Sa prodigieuse habileté le faisait triompher facilement des plus grandes
difficultés. Sa force, son adresse, son courage avaient quelque chose
de vraiment royal et magnanime ; et sa renommée, éclatante pendant
sa vie, s'accrut encore après sa mort " Giorgio
Vasari
C'est
par ces paroles qui résument l'idée que l'on se fait de l uomo universale
que Giorgio Vasari commence la biographie d'un artiste qui, pour ses
contemporains déjà, était devenu le symbole de l'homme universel :
Léonard de Vinci.
Le modèle
antique qui prône un homme vivant dans le concret, polyvalent et possédant
une culture harmonieuse a marqué de son empreinte l'idéal humain de
la Renaissance. L'idéal de l'uomo universale, de l'homme qui connaît
tout, sait tout faire, est tout à la fois, prit forme en cette période
de mutation, dont le nom même, Renaissance, évoque un temps de " nouveau
devenir ". Ce furent les humanistes italiens qui, au début du XVe
siècle, aspirant à restaurer le monde classique, amorcèrent un renouveau
de la culture et de l'éducation, et tracèrent le portrait de cet homme
idéal.
Léonard
de Vinci est né à Vinci, près de Florence et est mort au château de
Cloux (aujourd'hui Clos-Lucé), près d'Amboise en 1519.
Génie
universel, érigé en figure symbolique de la Renaissance, il dépasse
de loin, par le rayonnement et l'influence, ce monde des peintres
qui fut d'abord le sien, où ses contemporains virent son véritable
royaume et dont il demeure l'un des " phares ", sans éclipse depuis
bientôt cinq siècles.
Léonard
poursuit, résume et dépasse les recherches du quattrocento florentin,
il quitte Florence à trente ans sans y avoir conquis sa place au soleil
; une étape milanaise marque le zénith de sa carrière, et c'est au
bord de la Loire que s'achèvera sa vieillesse errante.
Peintre,
il n'a produit qu'un petit nombre d'œuvres (parfois inachevées). Cet
homme d'une curiosité inlassable, qui a porté une égale passion aux
mathématiques, aux sciences de la nature, aux arts et aux techniques,
a laissé des carnets de notes, des milliers de dessins et de croquis,
des projets étonnants, mais aucune grande réalisation plastique ou
mécanique, aucun traité publié.
Vu du
dehors, Léonard apparaît comme un touche-à-tout génial, aventurier
de la recherche pure, qui seule l'intéresse.
La vie
de Léonard, tourmentée, velléitaire, se découpe en trois périodes
presque égales : l'une, florentine (qui s'achève en 1492), étape de
formation où Léonard apparaît voué surtout à la peinture ; la seconde
à la Cour de Milan (1492-1499), où les activités de l'ingénieur, du
sculpteur, du décorateur font concurrence à celles du peintre ; la
dernière (1499-1519), nomade, où sans que l'artiste s' efface, les
recherches de science pure prennent une place croissante.
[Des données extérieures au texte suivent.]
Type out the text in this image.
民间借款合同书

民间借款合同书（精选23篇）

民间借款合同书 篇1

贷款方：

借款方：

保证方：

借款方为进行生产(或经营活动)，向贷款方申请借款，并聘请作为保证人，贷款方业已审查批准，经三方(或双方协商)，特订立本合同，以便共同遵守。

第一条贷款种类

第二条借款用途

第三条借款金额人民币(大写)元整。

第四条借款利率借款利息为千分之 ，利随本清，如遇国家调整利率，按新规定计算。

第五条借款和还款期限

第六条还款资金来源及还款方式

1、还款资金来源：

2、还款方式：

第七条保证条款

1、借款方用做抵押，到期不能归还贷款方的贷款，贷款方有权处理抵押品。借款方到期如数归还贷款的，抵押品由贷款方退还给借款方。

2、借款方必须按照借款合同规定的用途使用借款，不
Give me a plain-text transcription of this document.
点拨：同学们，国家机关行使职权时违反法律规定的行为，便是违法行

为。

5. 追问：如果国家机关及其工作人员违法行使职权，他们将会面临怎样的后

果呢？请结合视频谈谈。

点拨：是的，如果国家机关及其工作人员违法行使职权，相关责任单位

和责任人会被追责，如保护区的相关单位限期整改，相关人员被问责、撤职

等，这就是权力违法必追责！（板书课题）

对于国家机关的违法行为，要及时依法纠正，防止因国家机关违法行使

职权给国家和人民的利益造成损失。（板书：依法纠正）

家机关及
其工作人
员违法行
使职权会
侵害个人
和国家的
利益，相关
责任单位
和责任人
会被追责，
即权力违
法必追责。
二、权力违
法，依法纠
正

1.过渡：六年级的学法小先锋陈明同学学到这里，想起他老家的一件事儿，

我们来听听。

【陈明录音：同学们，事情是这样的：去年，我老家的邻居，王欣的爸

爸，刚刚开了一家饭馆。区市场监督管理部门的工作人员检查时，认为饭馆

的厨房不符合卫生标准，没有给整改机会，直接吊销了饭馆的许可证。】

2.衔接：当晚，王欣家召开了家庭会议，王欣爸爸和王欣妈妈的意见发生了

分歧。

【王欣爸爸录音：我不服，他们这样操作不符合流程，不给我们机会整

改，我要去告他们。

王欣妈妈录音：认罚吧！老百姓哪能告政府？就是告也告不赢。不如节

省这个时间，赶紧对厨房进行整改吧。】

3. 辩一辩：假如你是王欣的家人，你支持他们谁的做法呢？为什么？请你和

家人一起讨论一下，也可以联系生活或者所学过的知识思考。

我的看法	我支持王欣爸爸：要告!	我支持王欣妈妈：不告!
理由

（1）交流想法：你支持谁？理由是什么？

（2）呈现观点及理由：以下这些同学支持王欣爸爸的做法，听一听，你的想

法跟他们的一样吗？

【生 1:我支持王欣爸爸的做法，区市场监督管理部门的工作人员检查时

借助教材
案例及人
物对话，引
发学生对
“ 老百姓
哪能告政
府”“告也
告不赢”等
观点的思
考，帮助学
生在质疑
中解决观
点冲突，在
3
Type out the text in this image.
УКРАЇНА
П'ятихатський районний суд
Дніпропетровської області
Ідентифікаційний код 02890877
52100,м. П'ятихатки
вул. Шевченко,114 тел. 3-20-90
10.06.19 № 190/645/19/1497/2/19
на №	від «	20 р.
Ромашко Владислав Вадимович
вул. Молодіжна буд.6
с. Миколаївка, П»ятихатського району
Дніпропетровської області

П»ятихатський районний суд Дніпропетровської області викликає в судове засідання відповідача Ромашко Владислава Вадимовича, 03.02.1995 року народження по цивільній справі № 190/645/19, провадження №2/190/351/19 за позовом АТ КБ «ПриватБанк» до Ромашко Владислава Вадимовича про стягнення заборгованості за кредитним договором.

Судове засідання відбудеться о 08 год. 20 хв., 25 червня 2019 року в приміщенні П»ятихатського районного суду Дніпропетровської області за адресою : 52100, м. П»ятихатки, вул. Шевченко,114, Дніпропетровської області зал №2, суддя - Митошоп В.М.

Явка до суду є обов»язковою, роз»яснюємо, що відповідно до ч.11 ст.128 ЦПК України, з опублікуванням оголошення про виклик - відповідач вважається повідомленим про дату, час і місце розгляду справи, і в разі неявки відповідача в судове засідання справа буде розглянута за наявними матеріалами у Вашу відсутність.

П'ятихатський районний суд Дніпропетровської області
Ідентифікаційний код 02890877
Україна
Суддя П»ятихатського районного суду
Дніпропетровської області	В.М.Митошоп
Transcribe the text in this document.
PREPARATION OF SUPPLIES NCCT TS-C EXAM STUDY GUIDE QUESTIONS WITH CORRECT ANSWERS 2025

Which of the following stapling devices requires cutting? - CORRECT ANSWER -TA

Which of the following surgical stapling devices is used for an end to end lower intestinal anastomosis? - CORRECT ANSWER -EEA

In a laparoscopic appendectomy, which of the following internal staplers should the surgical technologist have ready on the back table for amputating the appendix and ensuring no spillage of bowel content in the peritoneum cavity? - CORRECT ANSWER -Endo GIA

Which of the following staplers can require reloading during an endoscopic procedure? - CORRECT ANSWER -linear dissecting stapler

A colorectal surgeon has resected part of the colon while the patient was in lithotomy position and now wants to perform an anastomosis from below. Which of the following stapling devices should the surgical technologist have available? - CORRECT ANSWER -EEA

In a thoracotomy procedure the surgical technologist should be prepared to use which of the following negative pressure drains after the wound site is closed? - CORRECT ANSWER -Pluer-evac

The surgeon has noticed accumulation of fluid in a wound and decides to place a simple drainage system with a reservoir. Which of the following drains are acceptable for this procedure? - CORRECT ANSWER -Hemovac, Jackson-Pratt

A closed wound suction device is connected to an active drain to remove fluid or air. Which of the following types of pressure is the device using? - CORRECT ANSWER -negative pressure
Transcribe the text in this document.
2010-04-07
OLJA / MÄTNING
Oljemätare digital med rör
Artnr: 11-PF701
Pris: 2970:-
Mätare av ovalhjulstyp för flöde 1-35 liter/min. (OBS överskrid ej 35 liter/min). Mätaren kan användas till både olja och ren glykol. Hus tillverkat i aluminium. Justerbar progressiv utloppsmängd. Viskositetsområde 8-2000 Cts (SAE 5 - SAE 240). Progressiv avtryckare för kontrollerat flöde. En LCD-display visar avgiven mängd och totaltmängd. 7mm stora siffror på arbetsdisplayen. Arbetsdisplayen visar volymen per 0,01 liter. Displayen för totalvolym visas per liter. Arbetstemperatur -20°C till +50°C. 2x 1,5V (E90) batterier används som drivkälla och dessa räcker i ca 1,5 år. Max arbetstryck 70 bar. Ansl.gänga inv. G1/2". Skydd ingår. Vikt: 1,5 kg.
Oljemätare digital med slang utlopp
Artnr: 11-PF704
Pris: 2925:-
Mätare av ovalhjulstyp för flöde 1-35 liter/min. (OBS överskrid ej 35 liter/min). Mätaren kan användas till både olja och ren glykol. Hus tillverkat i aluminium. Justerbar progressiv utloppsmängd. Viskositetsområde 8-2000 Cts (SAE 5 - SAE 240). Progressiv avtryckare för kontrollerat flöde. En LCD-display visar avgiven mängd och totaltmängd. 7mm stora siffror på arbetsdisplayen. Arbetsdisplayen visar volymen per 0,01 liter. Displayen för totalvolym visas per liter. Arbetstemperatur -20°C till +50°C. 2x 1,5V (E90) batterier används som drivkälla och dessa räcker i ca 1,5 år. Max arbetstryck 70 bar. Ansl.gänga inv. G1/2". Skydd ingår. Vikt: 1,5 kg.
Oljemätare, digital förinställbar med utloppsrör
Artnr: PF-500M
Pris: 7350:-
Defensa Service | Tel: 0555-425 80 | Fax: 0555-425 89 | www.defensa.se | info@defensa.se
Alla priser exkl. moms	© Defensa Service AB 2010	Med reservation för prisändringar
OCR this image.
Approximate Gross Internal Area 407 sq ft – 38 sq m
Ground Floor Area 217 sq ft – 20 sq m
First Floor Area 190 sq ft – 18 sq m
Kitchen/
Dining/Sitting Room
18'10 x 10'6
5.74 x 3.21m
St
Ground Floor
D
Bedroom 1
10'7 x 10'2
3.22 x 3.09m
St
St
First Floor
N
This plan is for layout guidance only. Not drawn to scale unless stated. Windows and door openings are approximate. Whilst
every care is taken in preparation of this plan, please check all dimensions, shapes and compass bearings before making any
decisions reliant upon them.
Léonard
naît en 1452 à Vinci, bourgade perchée sur un contrefort de l'Apennin,
parmi les vignes et les oliviers : il y demeure jusqu'à l'âge de seize
ans. Fils naturel d'un jeune propriétaire foncier, qui deviendra plus
tard notaire de la seigneurie, il connaîtra à peine sa mère, sans
doute de condition modeste. Il fut élevé par ses grands-parents. On
retiendra de cette enfance campagnarde, sa familiarité avec la nature
toscane et une certaine gaucherie dans le comportement social et la
vocation de la solitude.
En 1469,
le grand-père mort, l'adolescent suit son père et son oncle, qui s'installent
à Florence et entre dans l'atelier de Verrocchio, également renommé
comme sculpteur et comme peintre. Dans cet atelier il rencontre très
certainement Domenico Ghirlandaio, Botticelli, le Pérugin, Filippino
Lippi. En 1472 Léonard semble avoir la confiance de son maître et
collabore à son tableau, Le Baptême du Christ (il aurait exécuté les
anges agenouillés et le fond de paysage).
On mentionne
sa beauté, sa force, son goût pour les mathématiques et la musique,
et aussi sa propension à l'amour " grec ", suivant la mode du temps
(une dénonciation de 1476 n'aura pas de suite, mais ne laisse guère
place au doute).
En 1480
Laurent de Médicis l'emploie au décor des jardins. Mais son rôle paraît
bien modeste. Léonard reste à l'écart de cette cour humaniste dont
Botticelli est le peintre favori et Marsile l'oracle : plus scientifique
et positif que mystique, il paraît rebelle au snobisme néo-platonicien.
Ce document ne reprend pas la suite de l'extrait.